The best piece of the weekend concerning Rupert Murdoch's takeover of Dow Jones came from former Journal employee Joseph Nocera, who wrote (behind the TimesSelect wall, naturally) about how the takeover happened through the lens of a disgruntled Bancroft family member and Murdoch himself. Essentially, the Bancrofts were too divided and dysfunctional to ever stand a chance against the rapacious Rupert. "I just didn't realize that they were so disorganized," says Murdoch, who promises not to fiddle about too much with the paper ("I won't meddle any more than Arthur Sulzberger does."). Nocera buys it. But oh yes there is more!
- Ad Age: How Murdoch will change the Journal.
- "Just prior to the Ban croft family's approval of selling Dow Jones to News Corp., the family doubled the dividend it takes from the company, filings said.

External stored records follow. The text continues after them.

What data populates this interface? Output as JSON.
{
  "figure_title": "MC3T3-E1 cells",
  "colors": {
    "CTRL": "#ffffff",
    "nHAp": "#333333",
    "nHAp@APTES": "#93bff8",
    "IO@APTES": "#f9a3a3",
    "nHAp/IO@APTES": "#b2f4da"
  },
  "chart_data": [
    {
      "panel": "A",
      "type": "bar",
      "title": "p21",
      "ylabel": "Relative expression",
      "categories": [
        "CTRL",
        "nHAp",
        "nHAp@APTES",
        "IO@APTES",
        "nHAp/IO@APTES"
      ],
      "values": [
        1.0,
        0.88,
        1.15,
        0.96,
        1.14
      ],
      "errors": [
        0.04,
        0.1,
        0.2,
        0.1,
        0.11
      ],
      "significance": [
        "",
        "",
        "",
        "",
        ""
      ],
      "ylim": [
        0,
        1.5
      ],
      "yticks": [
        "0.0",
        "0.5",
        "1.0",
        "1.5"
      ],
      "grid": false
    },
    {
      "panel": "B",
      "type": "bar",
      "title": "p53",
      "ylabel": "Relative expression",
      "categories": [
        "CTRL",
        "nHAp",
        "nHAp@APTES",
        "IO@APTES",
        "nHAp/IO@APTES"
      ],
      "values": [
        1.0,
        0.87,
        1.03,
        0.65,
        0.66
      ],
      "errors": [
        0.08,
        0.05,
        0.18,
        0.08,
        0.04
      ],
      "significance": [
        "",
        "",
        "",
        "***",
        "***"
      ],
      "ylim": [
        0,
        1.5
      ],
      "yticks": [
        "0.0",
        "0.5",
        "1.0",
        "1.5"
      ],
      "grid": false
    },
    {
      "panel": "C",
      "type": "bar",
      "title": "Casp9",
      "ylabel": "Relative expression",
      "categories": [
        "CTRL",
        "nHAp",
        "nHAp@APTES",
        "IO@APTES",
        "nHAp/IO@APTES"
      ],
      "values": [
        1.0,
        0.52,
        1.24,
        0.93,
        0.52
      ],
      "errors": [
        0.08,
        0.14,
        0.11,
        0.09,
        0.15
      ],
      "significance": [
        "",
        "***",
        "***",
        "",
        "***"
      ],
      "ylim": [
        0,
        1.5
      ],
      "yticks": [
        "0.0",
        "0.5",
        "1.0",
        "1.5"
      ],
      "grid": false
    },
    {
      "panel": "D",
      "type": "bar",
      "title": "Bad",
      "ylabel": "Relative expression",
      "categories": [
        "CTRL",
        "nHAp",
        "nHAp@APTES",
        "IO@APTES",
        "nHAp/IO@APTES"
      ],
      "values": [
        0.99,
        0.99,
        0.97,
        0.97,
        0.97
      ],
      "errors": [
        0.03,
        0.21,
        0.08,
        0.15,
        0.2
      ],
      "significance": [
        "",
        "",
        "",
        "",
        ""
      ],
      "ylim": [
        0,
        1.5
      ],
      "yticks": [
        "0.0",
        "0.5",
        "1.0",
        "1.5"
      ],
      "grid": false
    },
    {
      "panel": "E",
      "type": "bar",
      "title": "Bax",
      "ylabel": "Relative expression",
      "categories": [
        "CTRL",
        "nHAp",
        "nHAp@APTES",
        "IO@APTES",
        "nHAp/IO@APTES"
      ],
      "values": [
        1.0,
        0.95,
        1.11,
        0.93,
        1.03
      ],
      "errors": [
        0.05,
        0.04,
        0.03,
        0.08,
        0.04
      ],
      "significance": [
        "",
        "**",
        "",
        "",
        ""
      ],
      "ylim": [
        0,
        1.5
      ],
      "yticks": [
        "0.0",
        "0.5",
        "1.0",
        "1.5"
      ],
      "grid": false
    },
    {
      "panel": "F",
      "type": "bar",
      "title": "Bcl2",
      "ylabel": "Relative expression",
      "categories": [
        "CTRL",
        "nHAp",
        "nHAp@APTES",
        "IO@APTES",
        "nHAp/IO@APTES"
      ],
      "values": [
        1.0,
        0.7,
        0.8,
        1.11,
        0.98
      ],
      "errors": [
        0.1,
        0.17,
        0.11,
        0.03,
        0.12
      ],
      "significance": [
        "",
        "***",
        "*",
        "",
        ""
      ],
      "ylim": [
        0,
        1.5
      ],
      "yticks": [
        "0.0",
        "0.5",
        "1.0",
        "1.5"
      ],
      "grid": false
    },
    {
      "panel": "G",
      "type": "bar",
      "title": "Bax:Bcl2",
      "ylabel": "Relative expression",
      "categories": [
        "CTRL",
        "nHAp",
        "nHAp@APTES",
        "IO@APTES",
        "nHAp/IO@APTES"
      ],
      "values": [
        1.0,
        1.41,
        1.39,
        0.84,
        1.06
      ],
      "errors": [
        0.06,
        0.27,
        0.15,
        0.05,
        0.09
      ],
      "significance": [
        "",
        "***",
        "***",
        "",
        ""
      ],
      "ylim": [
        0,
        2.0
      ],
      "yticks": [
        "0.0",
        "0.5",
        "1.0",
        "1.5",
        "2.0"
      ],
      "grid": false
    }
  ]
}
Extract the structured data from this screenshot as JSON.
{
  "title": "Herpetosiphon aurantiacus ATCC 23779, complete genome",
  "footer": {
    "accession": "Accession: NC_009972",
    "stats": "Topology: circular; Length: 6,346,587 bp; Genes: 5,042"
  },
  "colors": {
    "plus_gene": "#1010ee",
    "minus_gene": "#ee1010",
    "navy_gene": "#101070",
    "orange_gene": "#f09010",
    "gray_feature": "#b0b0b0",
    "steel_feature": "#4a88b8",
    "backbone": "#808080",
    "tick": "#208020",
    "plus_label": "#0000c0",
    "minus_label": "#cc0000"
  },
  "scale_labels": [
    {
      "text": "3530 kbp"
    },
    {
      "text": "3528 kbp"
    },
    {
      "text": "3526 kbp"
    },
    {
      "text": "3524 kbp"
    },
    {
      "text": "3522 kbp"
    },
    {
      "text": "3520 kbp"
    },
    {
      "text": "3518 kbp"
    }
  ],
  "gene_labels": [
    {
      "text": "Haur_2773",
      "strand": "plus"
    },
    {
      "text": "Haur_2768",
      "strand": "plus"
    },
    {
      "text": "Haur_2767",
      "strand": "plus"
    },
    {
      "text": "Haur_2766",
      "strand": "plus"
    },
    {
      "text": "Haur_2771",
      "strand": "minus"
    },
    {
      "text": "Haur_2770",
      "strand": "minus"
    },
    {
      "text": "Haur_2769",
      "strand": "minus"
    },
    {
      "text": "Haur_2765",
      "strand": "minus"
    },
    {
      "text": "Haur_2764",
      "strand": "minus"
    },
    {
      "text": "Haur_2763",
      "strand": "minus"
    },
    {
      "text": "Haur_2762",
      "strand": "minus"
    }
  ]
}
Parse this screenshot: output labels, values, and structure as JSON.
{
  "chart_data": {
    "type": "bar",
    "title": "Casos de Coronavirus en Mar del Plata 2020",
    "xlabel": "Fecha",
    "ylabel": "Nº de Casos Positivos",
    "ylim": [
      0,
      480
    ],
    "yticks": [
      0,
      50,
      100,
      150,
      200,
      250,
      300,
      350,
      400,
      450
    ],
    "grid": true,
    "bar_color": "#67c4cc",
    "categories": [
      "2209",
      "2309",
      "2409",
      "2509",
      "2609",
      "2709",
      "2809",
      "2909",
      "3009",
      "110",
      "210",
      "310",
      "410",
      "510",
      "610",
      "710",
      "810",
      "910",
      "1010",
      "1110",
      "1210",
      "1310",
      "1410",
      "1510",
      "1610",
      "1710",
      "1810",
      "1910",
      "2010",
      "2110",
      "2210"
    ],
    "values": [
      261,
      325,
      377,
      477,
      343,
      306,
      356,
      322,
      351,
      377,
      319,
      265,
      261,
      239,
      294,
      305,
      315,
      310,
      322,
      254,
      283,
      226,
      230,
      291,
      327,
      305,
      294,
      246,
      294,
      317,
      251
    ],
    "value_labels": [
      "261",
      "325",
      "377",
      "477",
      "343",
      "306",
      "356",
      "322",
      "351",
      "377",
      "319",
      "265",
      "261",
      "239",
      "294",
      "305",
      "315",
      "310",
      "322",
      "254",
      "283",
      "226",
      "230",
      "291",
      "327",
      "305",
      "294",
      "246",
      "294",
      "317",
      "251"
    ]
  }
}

Instead of its usual 25-cent per share quarterly dividend, the board voted to boost it to 50 cents, doubling its latest quarterly cash dividend to $10.3 million."
- Former Managing Editor Paul Steiger: "Conflicted but hopeful." Also rich.
- Who has the most to lose from the takeover? In Europe, the Financial Times, in the states, the New York Times. The FT claims to be unafraid, but maybe they should be: "Mr Murdoch will soak up losses for years to beat off competition. The FT can't do that. It has to deliver to [parent company] Pearson's bottom line."
- David Carr: Will Paul Gigot be able to keep the editorial pages independent? Sure, he's got it written on paper, but we know how valuable that is. (Nice dig: Carr refers to the WSJ staffers as the "crazy cousins" of WSJ reporters.)
- Alexander Cockburn, same topic: "The only reason why Murdoch might respect the Journal's independence, at least in the opinion pages, is that the views expressed there are even more rabid than his own, and perhaps Murdoch savors the possibility that one day he might call up Paul Gigot, the editorial page editor, and hint that he might moderate his tone."
- Interesting Times op-ed from Alistair Campbell, former spinner for British Prime Minister Tony Blair, claiming that Murdoch doesn't have some sinister political agenda, he only really cares about how things will affect his business interests. (Campbell uses the example of Murdoch changing his long-standing preference from the British Conservative party to the Labour party when it became clear that Labour was going to win, the better to curry favor with Blair.) So, uh, no worries!
- The New Yorker boo hoo hoos the whole thing.